Every country has their taboo subjects which are generally best to stay away from, and China is no different. The main subjects that are touchy are referred to as The Three T’s: Taiwan, Tiananmen Square and Tebet. For obvious reasons, China has cut off anything that tells the truth about what happened in Tiananmen Square in 1989. I would say that this T is the most stressed. Unless you are simply talking about the place or how to get there, it is best to not ever talk about it. Taiwan and Tebet are not quite as sensitive, but still better to stay away from. Being critical at all towards Mao Zedong or anything he did would not be taken well. Just like Tiananmen Square, the bad effects of Mao’s choices have been hidden, and many of the older generation see him as the man who brought development to China.

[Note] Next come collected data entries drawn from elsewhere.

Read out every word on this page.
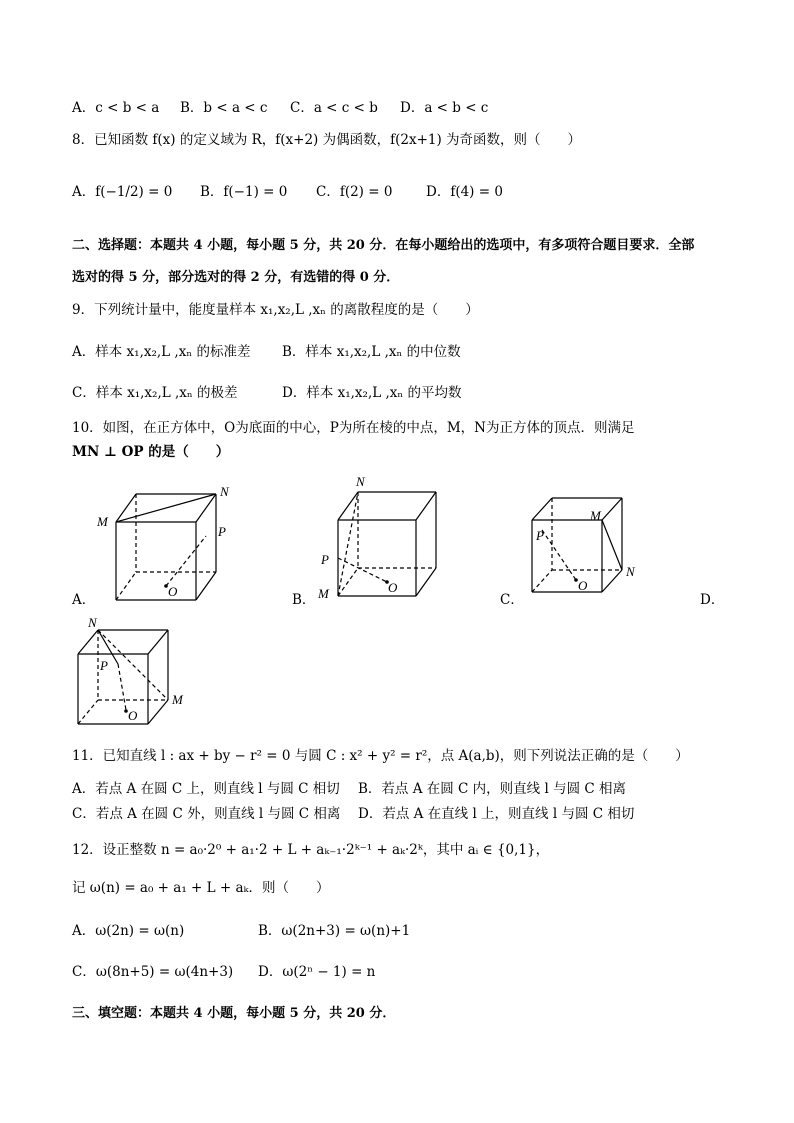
A．c < b < a B．b < a < c C．a < c < b D．a < b < c
8．已知函数 f(x) 的定义域为 R，f(x+2) 为偶函数，f(2x+1) 为奇函数，则（　　）
A．f(−1/2) = 0 B．f(−1) = 0 C．f(2) = 0 D．f(4) = 0
二、选择题：本题共 4 小题，每小题 5 分，共 20 分．在每小题给出的选项中，有多项符合题目要求．全部
选对的得 5 分，部分选对的得 2 分，有选错的得 0 分．
9．下列统计量中，能度量样本 x₁,x₂,L ,xₙ 的离散程度的是（　　）
A．样本 x₁,x₂,L ,xₙ 的标准差 B．样本 x₁,x₂,L ,xₙ 的中位数
C．样本 x₁,x₂,L ,xₙ 的极差	D．样本 x₁,x₂,L ,xₙ 的平均数
10．如图，在正方体中，O为底面的中心，P为所在棱的中点，M，N为正方体的顶点．则满足
MN ⊥ OP 的是（　　）
A．
M
N
P
O
B．
N
P
M	O
C．
M
N
P
O
D．
N
P
M
O
11．已知直线 l : ax + by − r² = 0 与圆 C : x² + y² = r²，点 A(a,b)，则下列说法正确的是（　　）
A．若点 A 在圆 C 上，则直线 l 与圆 C 相切 B．若点 A 在圆 C 内，则直线 l 与圆 C 相离
C．若点 A 在圆 C 外，则直线 l 与圆 C 相离 D．若点 A 在直线 l 上，则直线 l 与圆 C 相切
12．设正整数 n = a₀·2⁰ + a₁·2 + L + aₖ₋₁·2ᵏ⁻¹ + aₖ·2ᵏ，其中 aᵢ ∈ {0,1}，
记 ω(n) = a₀ + a₁ + L + aₖ．则（　　）
A．ω(2n) = ω(n)	B．ω(2n+3) = ω(n)+1
C．ω(8n+5) = ω(4n+3) D．ω(2ⁿ − 1) = n
三、填空题：本题共 4 小题，每小题 5 分，共 20 分．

In general, subjects of politics, voting or government are tense. Also recently, air pollution has become a peevish subject, simply because it is an issue that needs to be taken care of but isn’t. Homosexuality is neither discriminated against nor protected. In fact, it is hardly mentioned in Chinese law at all, only that it cannot be represented by the media. There are legal gay clubs in China, charities that help LBGT groups etc. but the subject is mostly ignored and not brought up in conversation. Even sex in general is not openly talked about or used like it is in the West; the movies in China are still very conservative in that manner. Human and animal rights are also conversations which would hardly be understood, much less a good dialogue. Lastly, drugs and the use of them in China, is not an enjoyable topic to talk about when with Chinese people.